By Sunday morning I was full of French food and I’d pretty much eat anything if you told me it was French. So when we were having an alfresco French Mothers Day brunch and a boiled egg appeared on my plate I just went for it, after all, there was nothing left to lose.
And you know what?
I didn’t hate it.
3. Some people don’t find the whole being so close to other countries such a big deal.
My friends live ridiculously close to other countries. You can see Germany and Switzerland from their apartment in France, in fact you can walk there and in a matter of minutes.
I find that amazing – it takes hours , sometimes days to get out of a state in my world. The fact that you can be in one country and see two other still makes me smile.
My friend knows nothing different. But she tolerates my awe.
4. Elton John is an amazing musician.
He’s a great singer songwriter but he is a phenomenal pianist. I was amazed that he managed to play for almost three hours straight with no sheet music.
I also found it odd that the French go crazy for different Elton John hits to anglophones. You’d think the crowd would go wild for Tiny Dancer? No.
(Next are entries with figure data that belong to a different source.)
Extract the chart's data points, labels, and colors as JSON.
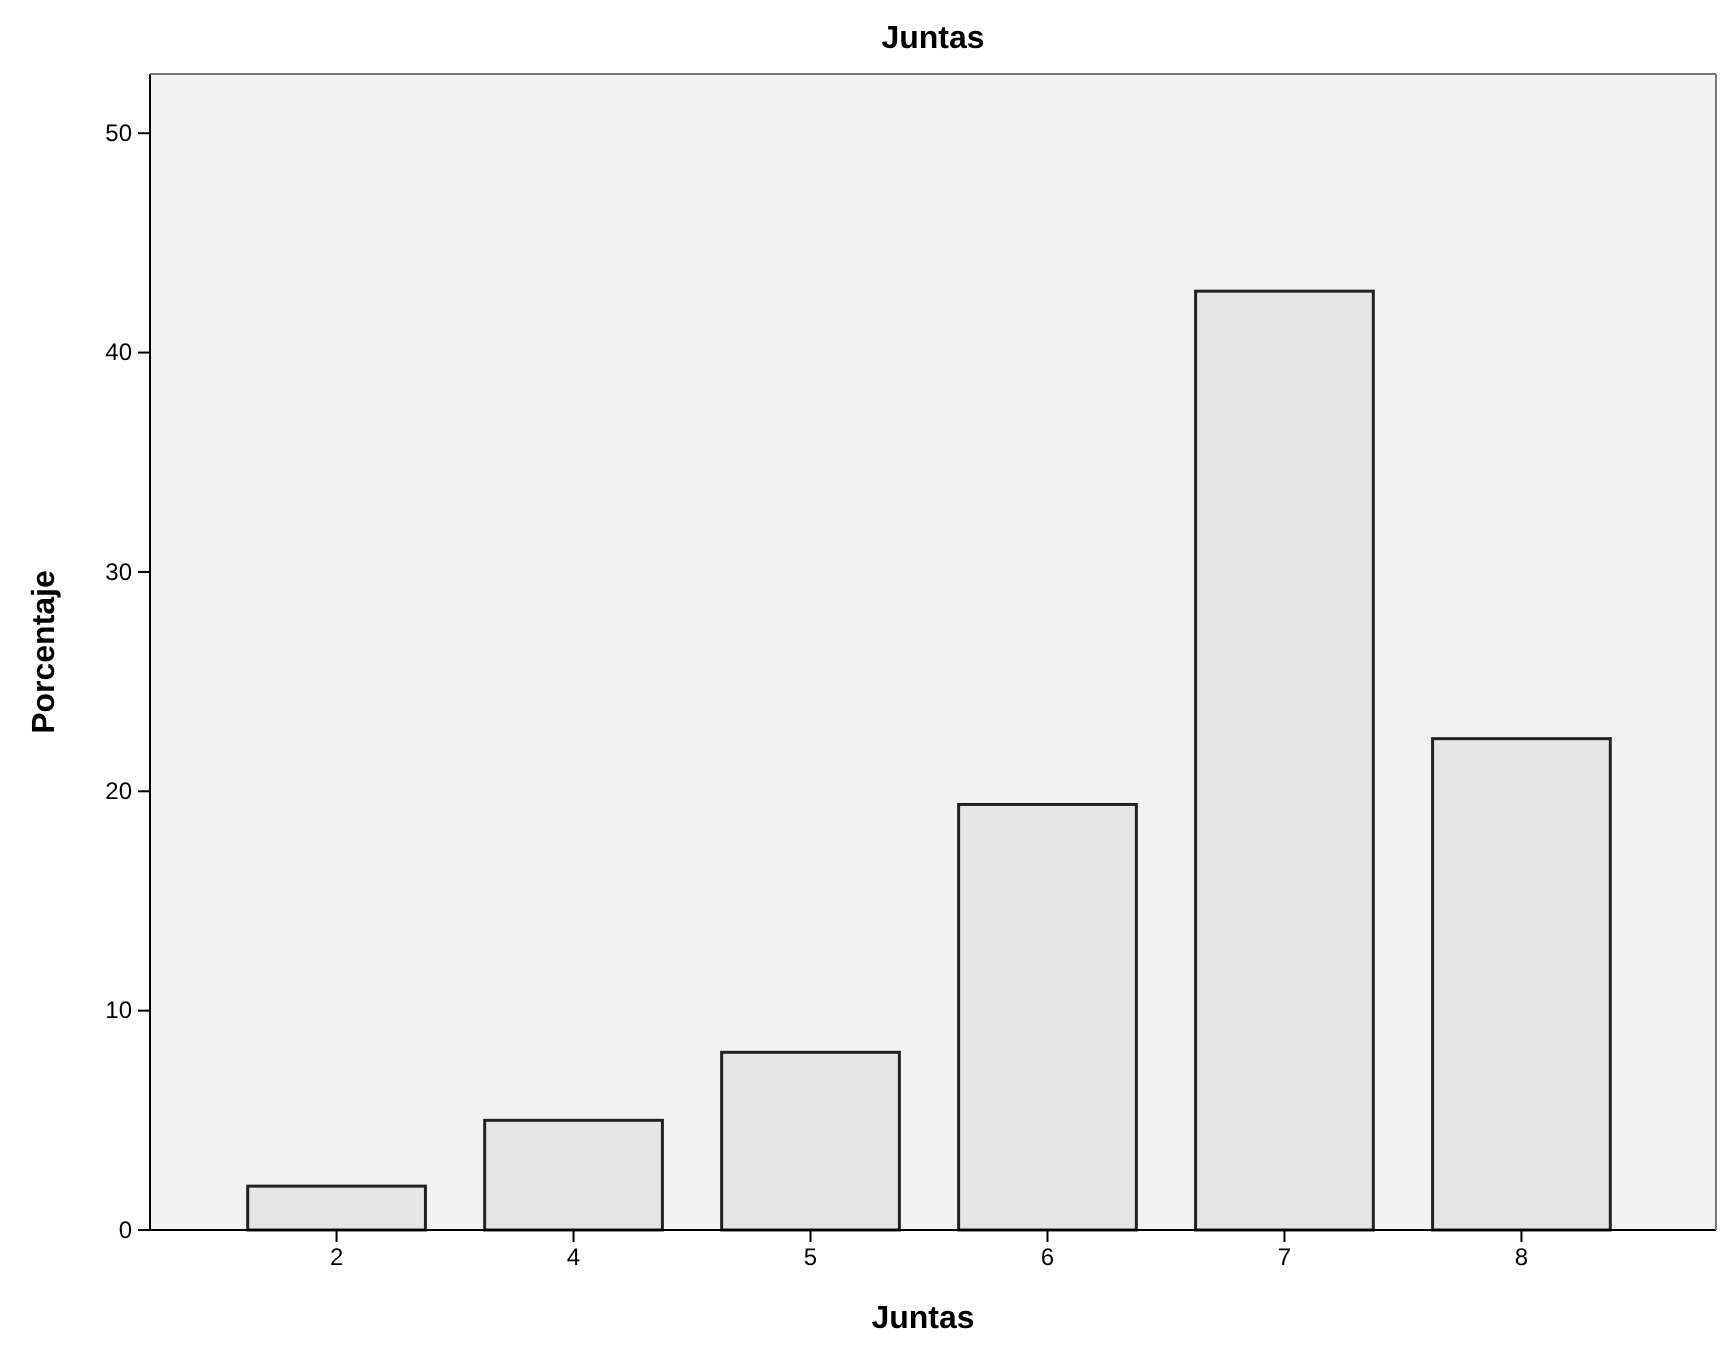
{
  "chart_data": {
    "type": "bar",
    "title": "Juntas",
    "xlabel": "Juntas",
    "ylabel": "Porcentaje",
    "categories": [
      "2",
      "4",
      "5",
      "6",
      "7",
      "8"
    ],
    "values": [
      2.0,
      5.0,
      8.1,
      19.4,
      42.8,
      22.4
    ],
    "color": "#e6e6e6",
    "ylim": [
      0,
      52.7
    ],
    "yticks": [
      0,
      10,
      20,
      30,
      40,
      50
    ],
    "grid": false
  }
}
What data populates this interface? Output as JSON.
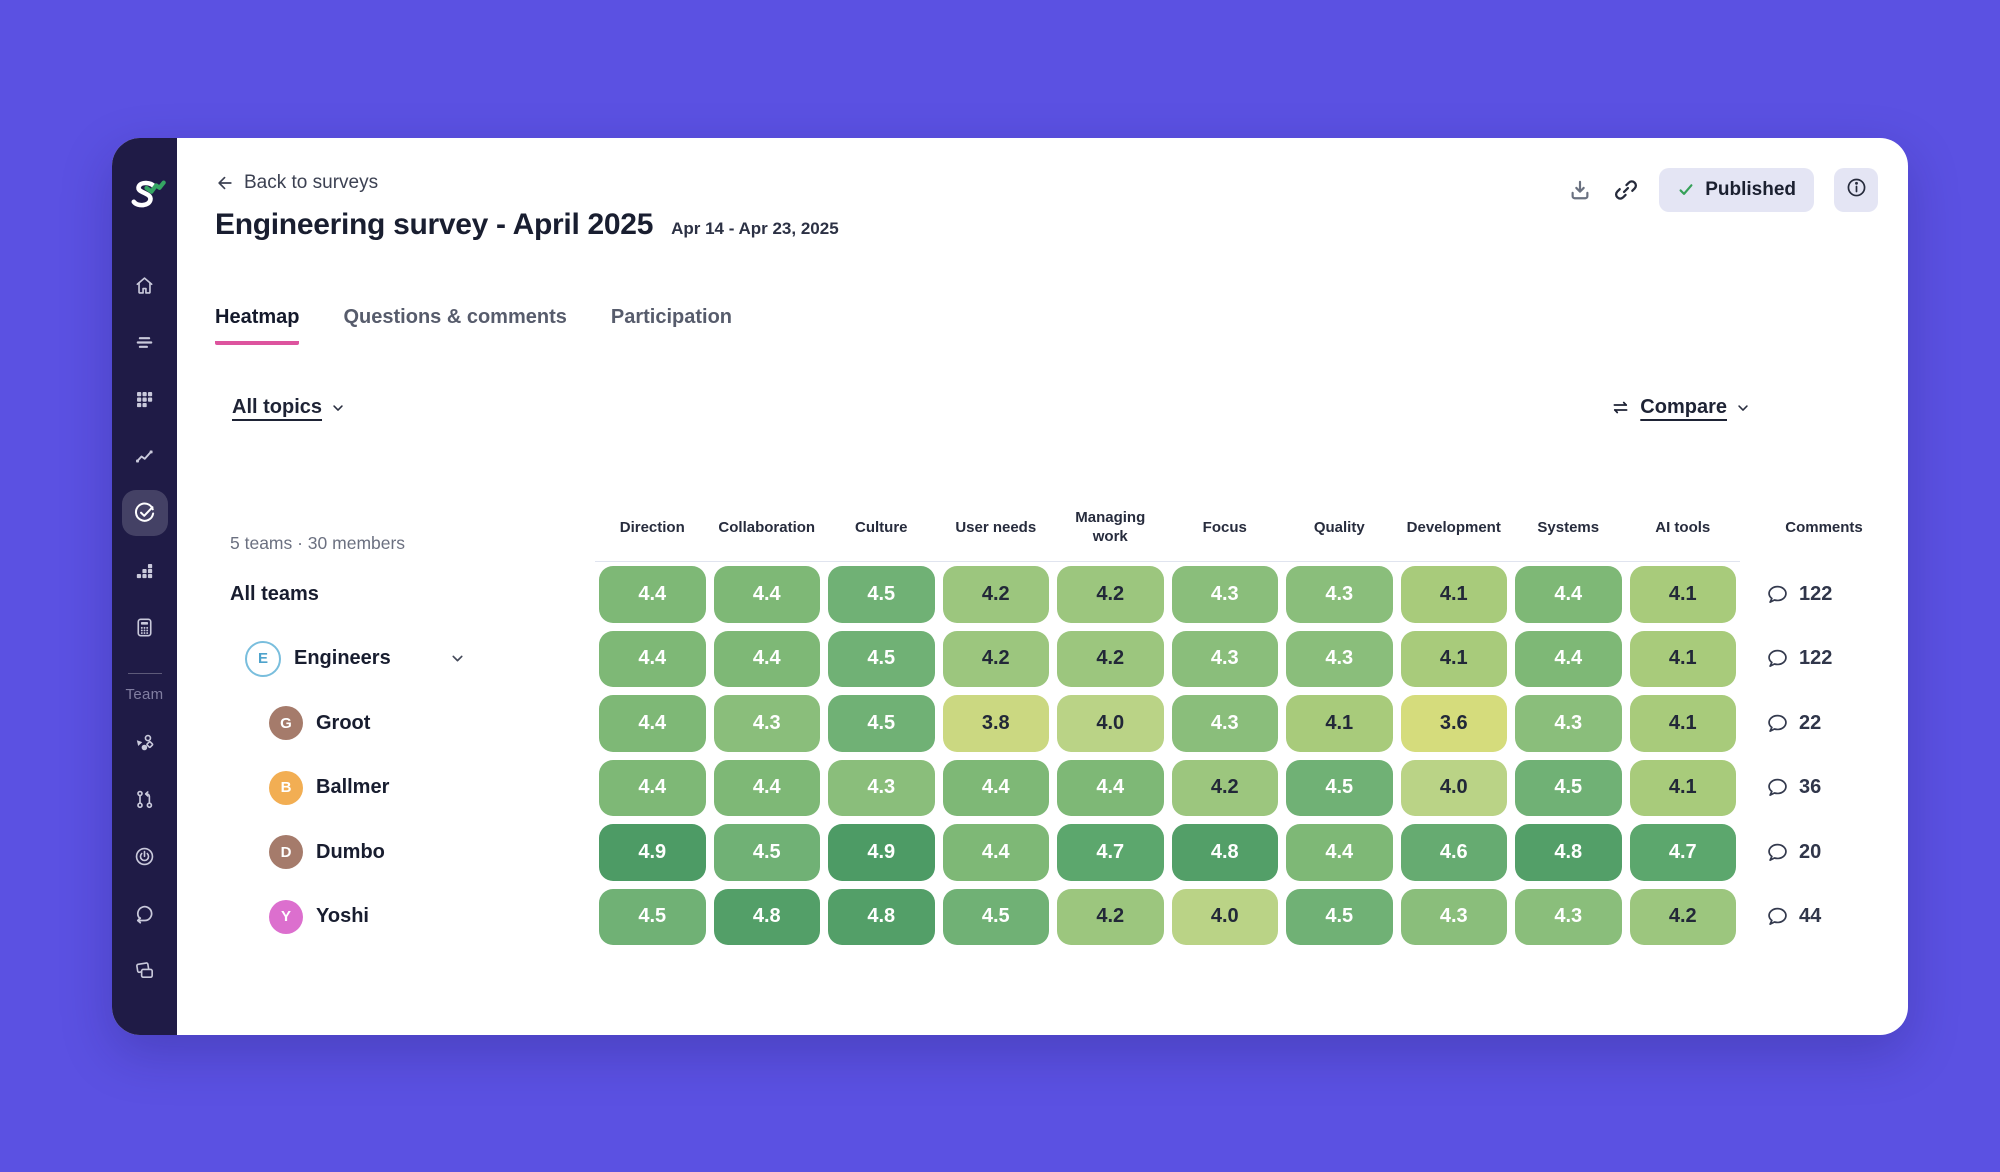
{
  "app": {
    "background_color": "#5b51e2",
    "sidebar_color": "#1f1b46",
    "accent_pink": "#dd549e",
    "badge_bg": "#e4e5f4",
    "published_check_green": "#36a159"
  },
  "sidebar": {
    "logo": "screenful-logo",
    "section_label": "Team",
    "nav_items": [
      {
        "icon": "home-icon",
        "active": false
      },
      {
        "icon": "list-bars-icon",
        "active": false
      },
      {
        "icon": "grid-icon",
        "active": false
      },
      {
        "icon": "trend-icon",
        "active": false
      },
      {
        "icon": "survey-check-icon",
        "active": true
      },
      {
        "icon": "bar-chart-icon",
        "active": false
      },
      {
        "icon": "calculator-icon",
        "active": false
      }
    ],
    "team_items": [
      {
        "icon": "shapes-icon",
        "active": false
      },
      {
        "icon": "pull-request-icon",
        "active": false
      },
      {
        "icon": "goal-icon",
        "active": false
      },
      {
        "icon": "sprint-loop-icon",
        "active": false
      },
      {
        "icon": "cards-icon",
        "active": false
      }
    ]
  },
  "header": {
    "back_label": "Back to surveys",
    "title": "Engineering survey - April 2025",
    "date_range": "Apr 14 - Apr 23, 2025",
    "published_label": "Published",
    "action_icons": [
      "download-icon",
      "link-icon",
      "info-icon"
    ]
  },
  "tabs": [
    {
      "label": "Heatmap",
      "active": true
    },
    {
      "label": "Questions & comments",
      "active": false
    },
    {
      "label": "Participation",
      "active": false
    }
  ],
  "filters": {
    "topics_label": "All topics",
    "compare_label": "Compare"
  },
  "heatmap": {
    "summary": "5 teams · 30 members",
    "columns": [
      "Direction",
      "Collaboration",
      "Culture",
      "User needs",
      "Managing work",
      "Focus",
      "Quality",
      "Development",
      "Systems",
      "AI tools",
      "Comments"
    ],
    "rows": [
      {
        "label": "All teams",
        "level": "all",
        "values": [
          "4.4",
          "4.4",
          "4.5",
          "4.2",
          "4.2",
          "4.3",
          "4.3",
          "4.1",
          "4.4",
          "4.1"
        ],
        "comments": "122"
      },
      {
        "label": "Engineers",
        "level": "group",
        "expandable": true,
        "avatar": {
          "letter": "E",
          "style": "outline",
          "color": "#79bedd"
        },
        "values": [
          "4.4",
          "4.4",
          "4.5",
          "4.2",
          "4.2",
          "4.3",
          "4.3",
          "4.1",
          "4.4",
          "4.1"
        ],
        "comments": "122"
      },
      {
        "label": "Groot",
        "level": "team",
        "avatar": {
          "letter": "G",
          "style": "fill",
          "color": "#a57b6b"
        },
        "values": [
          "4.4",
          "4.3",
          "4.5",
          "3.8",
          "4.0",
          "4.3",
          "4.1",
          "3.6",
          "4.3",
          "4.1"
        ],
        "comments": "22"
      },
      {
        "label": "Ballmer",
        "level": "team",
        "avatar": {
          "letter": "B",
          "style": "fill",
          "color": "#f2ae53"
        },
        "values": [
          "4.4",
          "4.4",
          "4.3",
          "4.4",
          "4.4",
          "4.2",
          "4.5",
          "4.0",
          "4.5",
          "4.1"
        ],
        "comments": "36"
      },
      {
        "label": "Dumbo",
        "level": "team",
        "avatar": {
          "letter": "D",
          "style": "fill",
          "color": "#a57b6b"
        },
        "values": [
          "4.9",
          "4.5",
          "4.9",
          "4.4",
          "4.7",
          "4.8",
          "4.4",
          "4.6",
          "4.8",
          "4.7"
        ],
        "comments": "20"
      },
      {
        "label": "Yoshi",
        "level": "team",
        "avatar": {
          "letter": "Y",
          "style": "fill",
          "color": "#dc6fce"
        },
        "values": [
          "4.5",
          "4.8",
          "4.8",
          "4.5",
          "4.2",
          "4.0",
          "4.5",
          "4.3",
          "4.3",
          "4.2"
        ],
        "comments": "44"
      }
    ],
    "color_scale": {
      "3.6": "#d5dc7c",
      "3.8": "#cbd881",
      "4.0": "#bad386",
      "4.1": "#a8cb7b",
      "4.2": "#9cc67e",
      "4.3": "#8abe7b",
      "4.4": "#7eb876",
      "4.5": "#70b175",
      "4.6": "#66ab71",
      "4.7": "#5ca76d",
      "4.8": "#539f68",
      "4.9": "#4d9b65"
    },
    "white_text_min": 4.3,
    "cell_text_dark": "#222838",
    "cell_text_light": "#ffffff"
  }
}
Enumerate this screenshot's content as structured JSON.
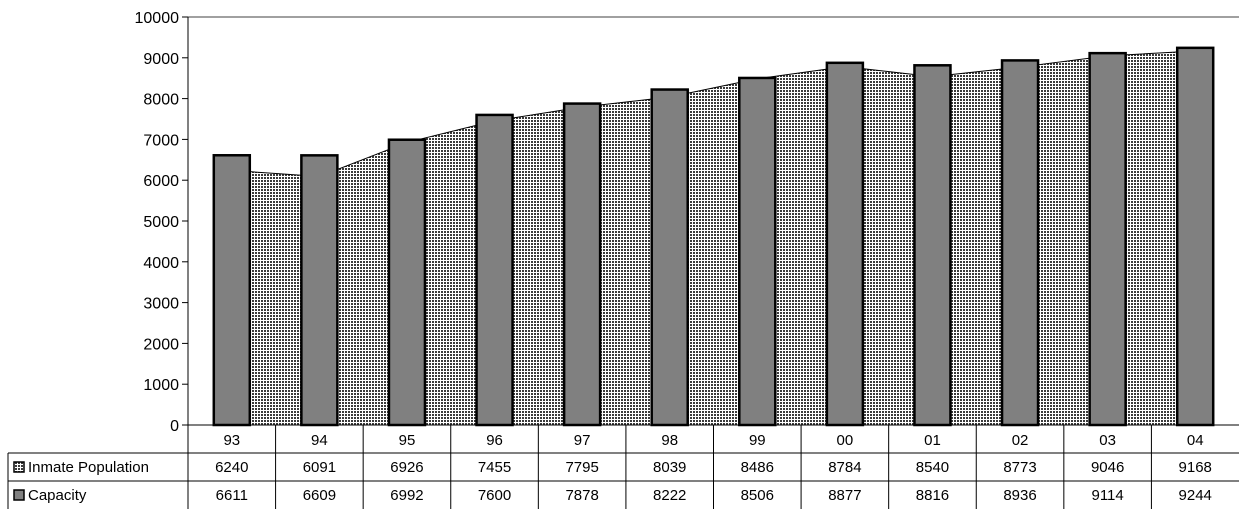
{
  "chart_data": {
    "type": "bar",
    "categories": [
      "93",
      "94",
      "95",
      "96",
      "97",
      "98",
      "99",
      "00",
      "01",
      "02",
      "03",
      "04"
    ],
    "series": [
      {
        "name": "Inmate Population",
        "chart_type": "area",
        "fill": "dotted-gray",
        "values": [
          6240,
          6091,
          6926,
          7455,
          7795,
          8039,
          8486,
          8784,
          8540,
          8773,
          9046,
          9168
        ]
      },
      {
        "name": "Capacity",
        "chart_type": "bar",
        "color": "#808080",
        "values": [
          6611,
          6609,
          6992,
          7600,
          7878,
          8222,
          8506,
          8877,
          8816,
          8936,
          9114,
          9244
        ]
      }
    ],
    "ylim": [
      0,
      10000
    ],
    "yticks": [
      0,
      1000,
      2000,
      3000,
      4000,
      5000,
      6000,
      7000,
      8000,
      9000,
      10000
    ],
    "legend_placement": "data-table-left",
    "grid": false,
    "data_table": true
  }
}
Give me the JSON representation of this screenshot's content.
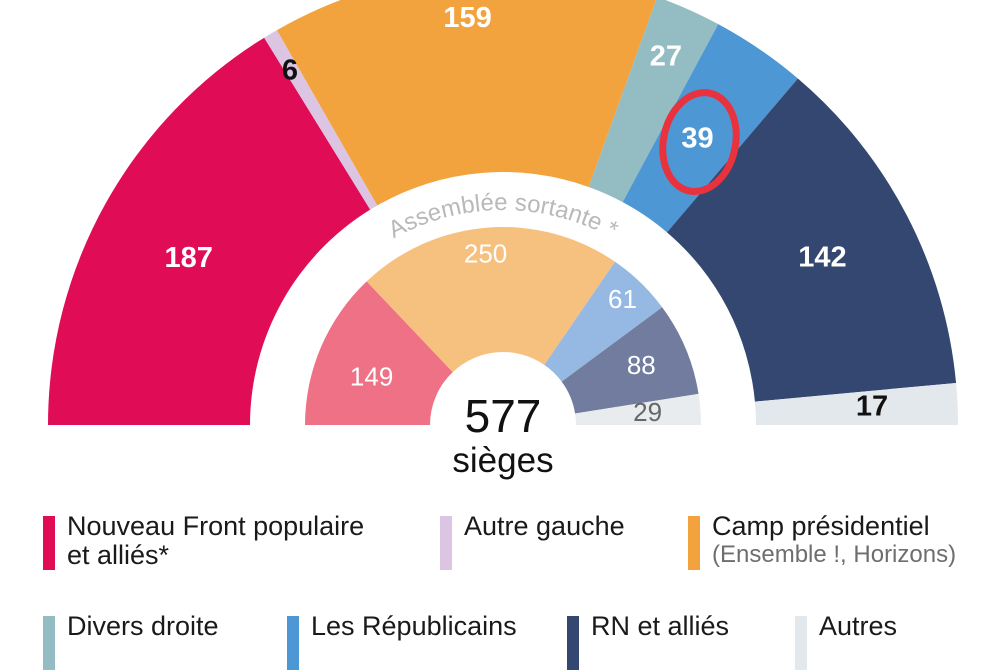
{
  "colors": {
    "nfp": "#e00c55",
    "autre_gauche": "#dcc5e2",
    "camp": "#f2a33e",
    "divers_droite": "#93bcc3",
    "lr": "#4d97d5",
    "rn": "#334770",
    "autres": "#e3e8ec",
    "highlight": "#e8323d"
  },
  "chart_data": [
    {
      "type": "pie",
      "variant": "parliament-hemicycle",
      "ring": "outer",
      "title": "",
      "categories": [
        "Nouveau Front populaire et alliés*",
        "Autre gauche",
        "Camp présidentiel",
        "Divers droite",
        "Les Républicains",
        "RN et alliés",
        "Autres"
      ],
      "values": [
        187,
        6,
        159,
        27,
        39,
        142,
        17
      ],
      "labels": [
        "187",
        "6",
        "159",
        "27",
        "39",
        "142",
        "17"
      ],
      "colors": [
        "#e00c55",
        "#dcc5e2",
        "#f2a33e",
        "#93bcc3",
        "#4d97d5",
        "#334770",
        "#e3e8ec"
      ],
      "label_colors": [
        "#ffffff",
        "#111111",
        "#ffffff",
        "#ffffff",
        "#ffffff",
        "#ffffff",
        "#111111"
      ],
      "highlighted_value": 39,
      "total": 577
    },
    {
      "type": "pie",
      "variant": "parliament-hemicycle",
      "ring": "inner",
      "title": "Assemblée sortante *",
      "categories": [
        "Nouveau Front populaire et alliés*",
        "Camp présidentiel",
        "Les Républicains",
        "RN et alliés",
        "Autres"
      ],
      "values": [
        149,
        250,
        61,
        88,
        29
      ],
      "labels": [
        "149",
        "250",
        "61",
        "88",
        "29"
      ],
      "colors": [
        "#ee7185",
        "#f6c07e",
        "#95b9e3",
        "#717c9e",
        "#e9ecee"
      ],
      "label_colors": [
        "#ffffff",
        "#ffffff",
        "#ffffff",
        "#ffffff",
        "#666666"
      ],
      "total": 577
    }
  ],
  "center": {
    "total": "577",
    "unit": "sièges"
  },
  "legend": [
    {
      "key": "nfp",
      "line1": "Nouveau Front populaire",
      "line2": "et alliés*",
      "sub": ""
    },
    {
      "key": "autre_gauche",
      "line1": "Autre gauche",
      "line2": "",
      "sub": ""
    },
    {
      "key": "camp",
      "line1": "Camp présidentiel",
      "line2": "",
      "sub": "(Ensemble !, Horizons)"
    },
    {
      "key": "divers_droite",
      "line1": "Divers droite",
      "line2": "",
      "sub": ""
    },
    {
      "key": "lr",
      "line1": "Les Républicains",
      "line2": "",
      "sub": ""
    },
    {
      "key": "rn",
      "line1": "RN et alliés",
      "line2": "",
      "sub": ""
    },
    {
      "key": "autres",
      "line1": "Autres",
      "line2": "",
      "sub": ""
    }
  ]
}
They went absolutely bananas for Nikita.
One thing was certain, I had a grin on my face when he sang Rocket Man as I thought of William Shatner.
5. French television presenters are so good looking they start looking ugly.
I honestly don’t understand this phenomenon and perhaps it’s because I haven’t watched much television in England but French television presenters are really good looking.
That is until you’ve been watching for about five minutes and you realise they’re actually 45 year old made up to look like 30 year olds and people don’t really look like that. Nor should they ever look like that. France2 8pm newsreader man, I’m looking at squarely at you.
6. Must spend more time in France.
The more time I spend there as a fully functioning, sensible adult, the more I like it.